Guide: Exploratory Analysis |
|
This guide outlines basic analytic graphics and principles for exploratory analysis. While no analysis can provide definitive answers, the goal is to develop a plausible and testable hypothesis. Keep this checklist handy during your analysis process.
Considering a competing hypothesis will often strengthen testing of the original hypothesis to 1) Eliminate alternative explanations 2) critically evaluate strengthen hypothesis with robust testing 3) Avoid a baked analysis which reinforces bias and produces what one wishes
Ideally one should formulate plausible alternative hypothesis and design experiments to test both and weigh evidence e.g. “plants grow faster in red light” should be tested against “plants grow faster in day light” e.g. “air purifier improves athsma symptoms” should be tested against control group with no purifier
Use Bayesian reasoning - update the probability of a hypothesis being true based on new evidence. Testing competing hypothesis allows for more comparitive evaluation of evidence - adjusting the likelihood of your hypothesis being true relative to others.
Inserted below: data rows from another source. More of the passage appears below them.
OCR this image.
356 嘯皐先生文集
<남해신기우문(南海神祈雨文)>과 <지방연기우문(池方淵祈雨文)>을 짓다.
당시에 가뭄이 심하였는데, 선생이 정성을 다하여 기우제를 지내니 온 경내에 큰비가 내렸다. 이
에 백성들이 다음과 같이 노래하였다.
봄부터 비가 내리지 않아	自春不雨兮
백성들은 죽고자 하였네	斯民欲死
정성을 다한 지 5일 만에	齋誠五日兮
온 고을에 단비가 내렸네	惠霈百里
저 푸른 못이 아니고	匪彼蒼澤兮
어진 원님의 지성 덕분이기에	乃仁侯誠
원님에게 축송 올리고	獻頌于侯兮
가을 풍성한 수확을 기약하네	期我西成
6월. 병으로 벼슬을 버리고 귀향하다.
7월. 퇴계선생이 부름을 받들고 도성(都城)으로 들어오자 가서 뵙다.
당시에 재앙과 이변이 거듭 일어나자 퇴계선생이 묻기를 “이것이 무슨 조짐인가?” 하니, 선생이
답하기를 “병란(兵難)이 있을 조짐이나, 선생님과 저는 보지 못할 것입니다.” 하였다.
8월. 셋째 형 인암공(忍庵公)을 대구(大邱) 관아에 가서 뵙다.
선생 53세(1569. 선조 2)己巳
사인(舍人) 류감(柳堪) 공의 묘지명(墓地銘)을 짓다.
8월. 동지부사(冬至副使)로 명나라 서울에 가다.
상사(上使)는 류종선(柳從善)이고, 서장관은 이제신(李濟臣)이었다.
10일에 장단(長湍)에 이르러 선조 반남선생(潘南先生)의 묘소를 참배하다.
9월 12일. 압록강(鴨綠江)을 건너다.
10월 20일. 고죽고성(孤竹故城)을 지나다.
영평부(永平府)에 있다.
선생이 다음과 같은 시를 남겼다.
Every hypothesis should be backed by an explination or ratonale. A well founded hypothesis emerges from existing theory, research or observations. Providing a foundation for a hypothesis provides justification for why it should be investigates. Dredging produces artificial hypothesis which seem pulled out of thin air.
Explanation provides further hooks to test and refute hypothesis and opens avenues for further research. e.g.) “Airpurifier improves Athsma symptoms”: why? “reduces particulate matter which effects lungs” this should be tested along with original results.
Multivariate analysis is preferable to analysing single correlation between two separate variables since both variables are likely influenced by other variables - known or suspected.
We should always attempt to test a hypothesis in isolation: multivariate analysis permits more control over confounding variables. We can try to isolate a specific effect on the dependent variable due to the independent variable. e.g.)instead of comparing treatment survival rates, we should compare treatment survival rates over ages - to remove the confounding variable of age. Separating and analysing different effects on the independent variable lead to a better understanding and more transferrable/repeatable studies.
e.g.) false positive correlation: Intelligence increases with shoe size—this is likely due to age as the confounding variable.
e.g.) false negative correlation: mortality rates seen to decrease air pollutants in areas where old folks pick up illness in winters and pollutants rise in summer due to wild fires
Don’t test multiple models without adjusting for multiple comparisons. Overworking a dataset increases the likelihood of finding false positives. This is especially important in legal or medical contexts where wrongful conclusions, like a potentially unsafe conviction, can arise from faulty analysis.
Avoid letting your tools constrain your analysis. Use words, numbers, images, and diagrams as needed to present your ideas effectively. Combining different forms of evidence helps communicate findings more clearly.
Reproducibility is key in research. Be transparent, use appropriate scales, reference sources, and ensure that your analysis is documented in a way that others can replicate. Make your scripts and methodologies available for verification.
Never try to polish bad content. Poor quality data or ideas will undermine any study, no matter how much effort you put into presentation or tools.